Le prologue du film est on ne peut plus programmatique. En mouvement constant, il explore dans toute la latéralité possible une place et les gens qui s’y croisent, avant qu’un micro événement – la mort par arrêt cardiaque d’un touriste asiatique, sur une terrasse surplombant Rome – ne la ponctuent, mais en rien ne brise son rythme : les chants se poursuivent, les travellings aussi. Y succède une séquence de night-club sur une terrasse d’un appartement de grand standing : sous une musique abrutissante, les couleurs explosent, les corps se déhanchent, et les vieux, surtout les vieux, se déchaînent. Décatis, extatiques, désinhibés, sur le toit de leur ville.

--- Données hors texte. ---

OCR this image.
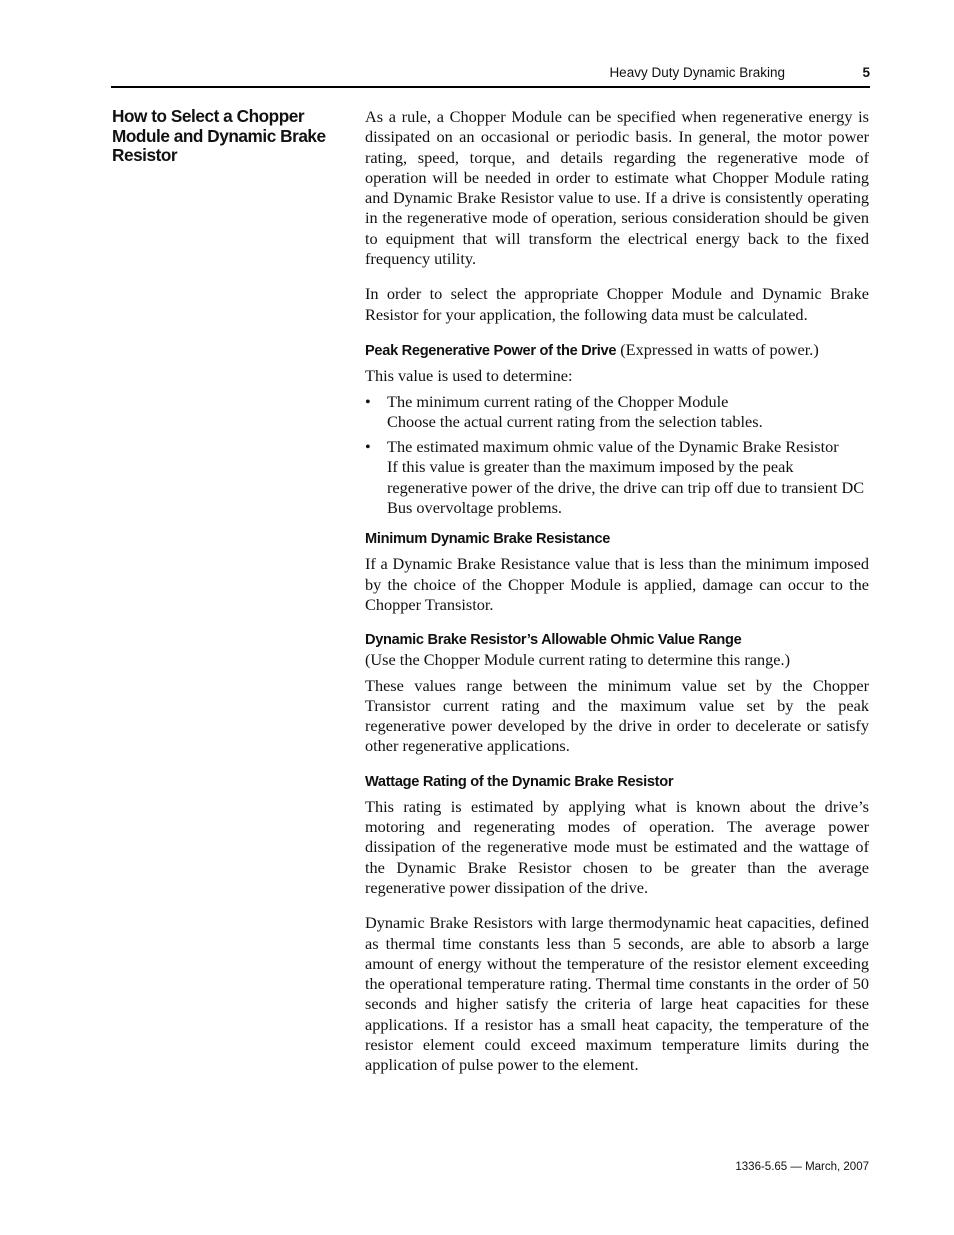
Heavy Duty Dynamic Braking	5
How to Select a Chopper Module and Dynamic Brake Resistor

As a rule, a Chopper Module can be specified when regenerative energy is dissipated on an occasional or periodic basis. In general, the motor power rating, speed, torque, and details regarding the regenerative mode of operation will be needed in order to estimate what Chopper Module rating and Dynamic Brake Resistor value to use. If a drive is consistently operating in the regenerative mode of operation, serious consideration should be given to equipment that will transform the electrical energy back to the fixed frequency utility.

In order to select the appropriate Chopper Module and Dynamic Brake Resistor for your application, the following data must be calculated.

Peak Regenerative Power of the Drive (Expressed in watts of power.)

This value is used to determine:

• The minimum current rating of the Chopper Module
Choose the actual current rating from the selection tables.
• The estimated maximum ohmic value of the Dynamic Brake Resistor
If this value is greater than the maximum imposed by the peak regenerative power of the drive, the drive can trip off due to transient DC Bus overvoltage problems.
Minimum Dynamic Brake Resistance

If a Dynamic Brake Resistance value that is less than the minimum imposed by the choice of the Chopper Module is applied, damage can occur to the Chopper Transistor.

Dynamic Brake Resistor’s Allowable Ohmic Value Range

(Use the Chopper Module current rating to determine this range.)

These values range between the minimum value set by the Chopper Transistor current rating and the maximum value set by the peak regenerative power developed by the drive in order to decelerate or satisfy other regenerative applications.

Wattage Rating of the Dynamic Brake Resistor

This rating is estimated by applying what is known about the drive’s motoring and regenerating modes of operation. The average power dissipation of the regenerative mode must be estimated and the wattage of the Dynamic Brake Resistor chosen to be greater than the average regenerative power dissipation of the drive.

Dynamic Brake Resistors with large thermodynamic heat capacities, defined as thermal time constants less than 5 seconds, are able to absorb a large amount of energy without the temperature of the resistor element exceeding the operational temperature rating. Thermal time constants in the order of 50 seconds and higher satisfy the criteria of large heat capacities for these applications. If a resistor has a small heat capacity, the temperature of the resistor element could exceed maximum temperature limits during the application of pulse power to the element.

1336-5.65 — March, 2007
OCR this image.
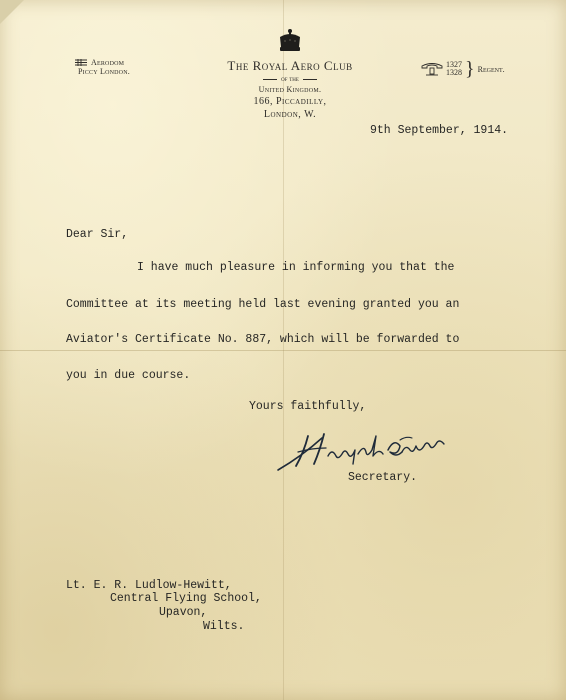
Aerodom
Piccy London.	The Royal Aero Club
of the
United Kingdom.
166, Piccadilly,
London, W.
1327
1328 } Regent.
9th September, 1914.
Dear Sir,
I have much pleasure in informing you that the
Committee at its meeting held last evening granted you an
Aviator's Certificate No. 887, which will be forwarded to
you in due course.
Yours faithfully,
Secretary.
Lt. E. R. Ludlow-Hewitt,
Central Flying School,
Upavon,
Wilts.
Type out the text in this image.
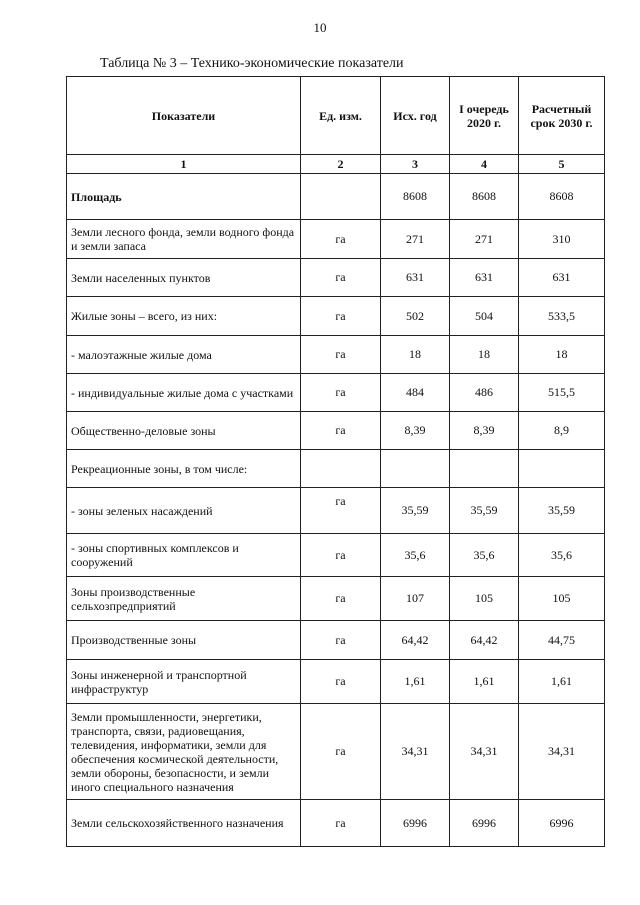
10
Таблица № 3 – Технико-экономические показатели
Показатели	Ед. изм.	Исх. год	I очередь 2020 г.	Расчетный срок 2030 г.
1	2	3	4	5
Площадь		8608	8608	8608
Земли лесного фонда, земли водного фонда и земли запаса	га	271	271	310
Земли населенных пунктов	га	631	631	631
Жилые зоны – всего, из них:	га	502	504	533,5
- малоэтажные жилые дома	га	18	18	18
- индивидуальные жилые дома с участками	га	484	486	515,5
Общественно-деловые зоны	га	8,39	8,39	8,9
Рекреационные зоны, в том числе:				
- зоны зеленых насаждений	га	35,59	35,59	35,59
- зоны спортивных комплексов и сооружений	га	35,6	35,6	35,6
Зоны производственные сельхозпредприятий	га	107	105	105
Производственные зоны	га	64,42	64,42	44,75
Зоны инженерной и транспортной инфраструктур	га	1,61	1,61	1,61
Земли промышленности, энергетики, транспорта, связи, радиовещания, телевидения, информатики, земли для обеспечения космической деятельности, земли обороны, безопасности, и земли иного специального назначения	га	34,31	34,31	34,31
Земли сельскохозяйственного назначения	га	6996	6996	6996
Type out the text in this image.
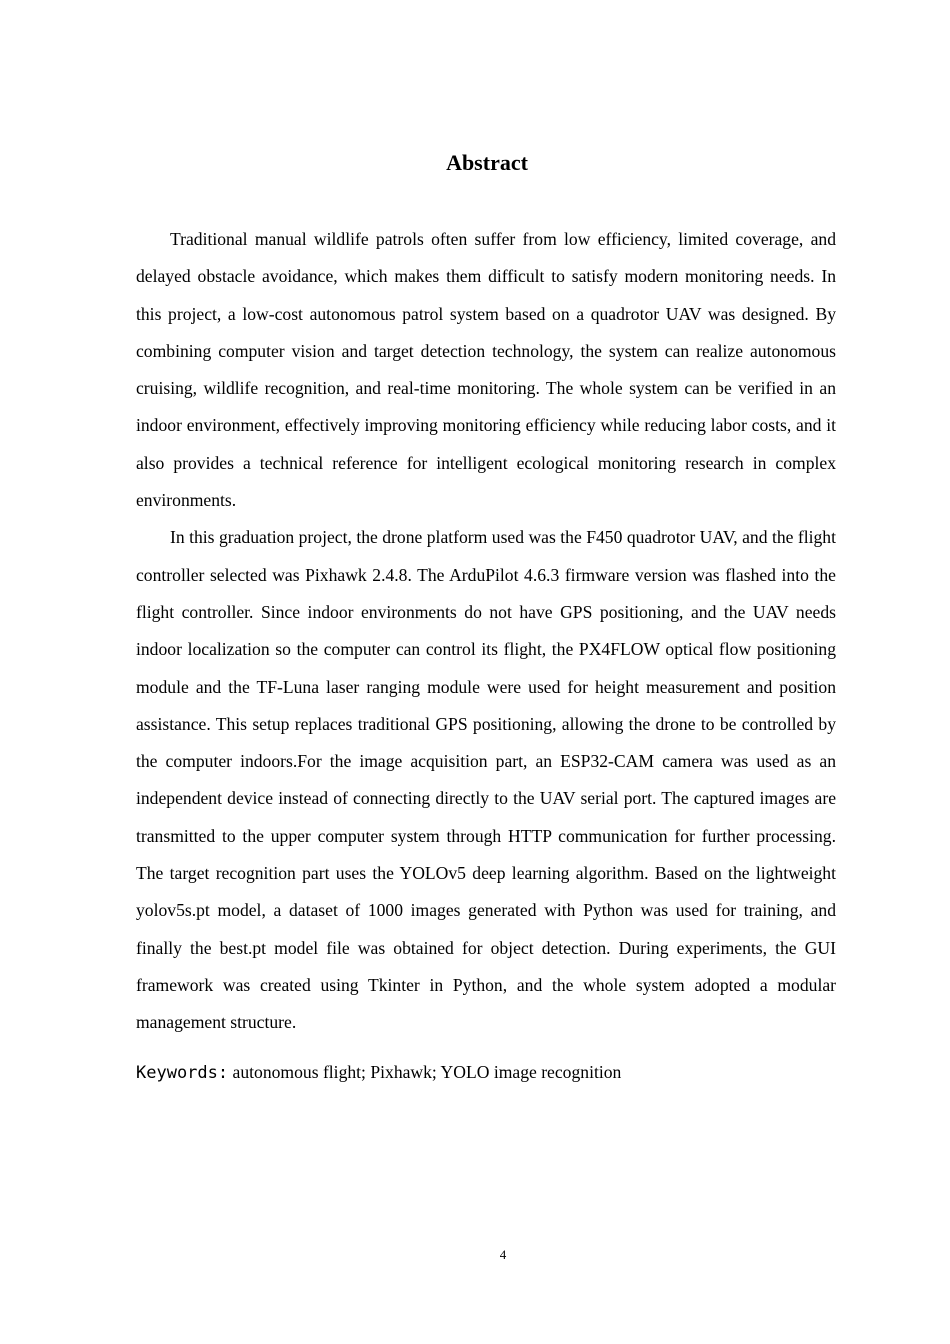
Abstract

Traditional manual wildlife patrols often suffer from low efficiency, limited coverage, and delayed obstacle avoidance, which makes them difficult to satisfy modern monitoring needs. In this project, a low-cost autonomous patrol system based on a quadrotor UAV was designed. By combining computer vision and target detection technology, the system can realize autonomous cruising, wildlife recognition, and real-time monitoring. The whole system can be verified in an indoor environment, effectively improving monitoring efficiency while reducing labor costs, and it also provides a technical reference for intelligent ecological monitoring research in complex environments.

In this graduation project, the drone platform used was the F450 quadrotor UAV, and the flight controller selected was Pixhawk 2.4.8. The ArduPilot 4.6.3 firmware version was flashed into the flight controller. Since indoor environments do not have GPS positioning, and the UAV needs indoor localization so the computer can control its flight, the PX4FLOW optical flow positioning module and the TF-Luna laser ranging module were used for height measurement and position assistance. This setup replaces traditional GPS positioning, allowing the drone to be controlled by the computer indoors.For the image acquisition part, an ESP32-CAM camera was used as an independent device instead of connecting directly to the UAV serial port. The captured images are transmitted to the upper computer system through HTTP communication for further processing. The target recognition part uses the YOLOv5 deep learning algorithm. Based on the lightweight yolov5s.pt model, a dataset of 1000 images generated with Python was used for training, and finally the best.pt model file was obtained for object detection. During experiments, the GUI framework was created using Tkinter in Python, and the whole system adopted a modular management structure.

Keywords: autonomous flight; Pixhawk; YOLO image recognition
4
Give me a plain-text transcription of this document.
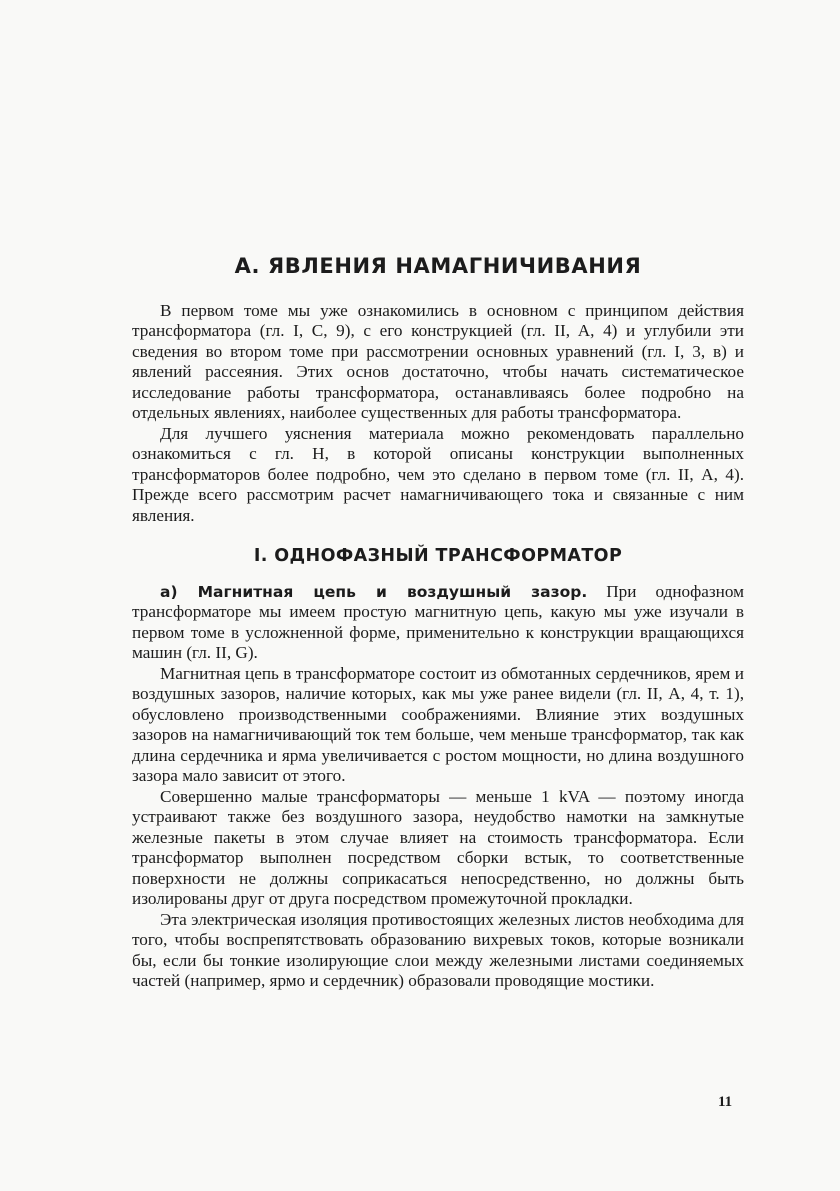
А. ЯВЛЕНИЯ НАМАГНИЧИВАНИЯ

В первом томе мы уже ознакомились в основном с принципом действия трансформатора (гл. I, С, 9), с его конструкцией (гл. II, A, 4) и углубили эти сведения во втором томе при рассмотрении основных уравнений (гл. I, 3, в) и явлений рассеяния. Этих основ достаточно, чтобы начать систематическое исследование работы трансформатора, останавливаясь более подробно на отдельных явлениях, наиболее существенных для работы трансформатора.

Для лучшего уяснения материала можно рекомендовать параллельно ознакомиться с гл. Н, в которой описаны конструкции выполненных трансформаторов более подробно, чем это сделано в первом томе (гл. II, А, 4). Прежде всего рассмотрим расчет намагничивающего тока и связанные с ним явления.

I. ОДНОФАЗНЫЙ ТРАНСФОРМАТОР

а) Магнитная цепь и воздушный зазор. При однофазном трансформаторе мы имеем простую магнитную цепь, какую мы уже изучали в первом томе в усложненной форме, применительно к конструкции вращающихся машин (гл. II, G).

Магнитная цепь в трансформаторе состоит из обмотанных сердечников, ярем и воздушных зазоров, наличие которых, как мы уже ранее видели (гл. II, А, 4, т. 1), обусловлено производственными соображениями. Влияние этих воздушных зазоров на намагничивающий ток тем больше, чем меньше трансформатор, так как длина сердечника и ярма увеличивается с ростом мощности, но длина воздушного зазора мало зависит от этого.

Совершенно малые трансформаторы — меньше 1 kVA — поэтому иногда устраивают также без воздушного зазора, неудобство намотки на замкнутые железные пакеты в этом случае влияет на стоимость трансформатора. Если трансформатор выполнен посредством сборки встык, то соответственные поверхности не должны соприкасаться непосредственно, но должны быть изолированы друг от друга посредством промежуточной прокладки.

Эта электрическая изоляция противостоящих железных листов необходима для того, чтобы воспрепятствовать образованию вихревых токов, которые возникали бы, если бы тонкие изолирующие слои между железными листами соединяемых частей (например, ярмо и сердечник) образовали проводящие мостики.

11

C’est plastiquement fascinant comme le serait un clip d’un groupe classieux qui adopte le langage raffiné du spot publicitaire pour vous vendre de la dérision haut de gamme. C’est irritant par sa longueur, aussi.
Le récit, si tant est qu’on puisse en déceler un, nous mène au gré des errances nocturnes et mondaines du personnage principal, de ses fréquentations futiles dans tous les domaines, que ce soit les dramaturges, les prélats, les tenanciers de bordels ou les avatars de Mère Theresa. Dans une Rome totalement déserte, même de jour, glacée comme sur une brochure pour touriste. L’effet catalogue peut s’avérer fastidieux, surtout pour un film qui flirte avec les 2h30. Mais les décrochages visuels, les pauses saugrenues dans une conversation débridée pour des échappées insolites et poétiques surviennent et brisent ce qui pouvait virer au pensum de la satire sociale et mondaine, déjà fait avec brio par un maître qui plane sur tout le film, Fellini et sa Dolce Vita. La visite clandestine des grands palais est superbe quand, à mon goût, les recours à l’image de synthèse pour la girafe et les oiseaux sur la terrasse sont beaucoup plus discutables. Le regard de Toni Servillo sur son monde, avec la facilité de l’autodérision comme arme préventive contre les attaques dont il pourrait être la proie.
Assez décousu, très long, il faut choisir de nommer son agacement. Si l’on est partisan d’un réalisateur qui se prend indéniablement très au sérieux pour un sujet justement aussi futile, on dira que cette irritation est choisie et qu’elle donne à voir les humeurs cyclothymiques de l’oisif. Les détracteurs y trouveront une occasion de souligner à quel point Sorrentino se regarde filmer et enchaine les tableaux sans soucis de diluer la dynamique de son œuvre.
C’est bien là la malice majeure de l’œuvre : son rapport à l’art. S’il est fustigé la plupart du temps, à travers les parvenus et les escrocs (car, comme le dit le prestidigitateur, « Il y a un truc »), une séquence au moins trouble les perspectives. Lorsque la fillette se déchaine, à la demande de ses parents, sur ses pots de peinture, on ne peut se limiter à la portée satirique du propos. La violence de cette scène, le bruit de la toile qui se tend, souple comme une voile épaisse, le jaillissement de l’acrylique construisent une scène d’une embarrassante beauté plastique. En écho à cette ambivalence, le traitement du personnage de la « Sainte », cadavre en sursis grotesque un temps, dépositaire du sublime un autre, ou celui de l’artiste qui se photographie chaque jour depuis sa naissance.
Il n’en reste pas moins que ces séquences insolites et poétiques sont bien plus mémorable que certaines facilités scénaristiques, ébauches d’un conventionnel franchement dispensable : les amours du passé, la mort de certains protagonistes, la satire éculée sur le monde intellectuel ou du showbiz. Sorrentino, le cul entre deux chaises, hésite à franchir le pas vers un objet purement visuel et contemplatif, et c’est ce qui affadit un peu son film dont le propos est finalement de second ordre.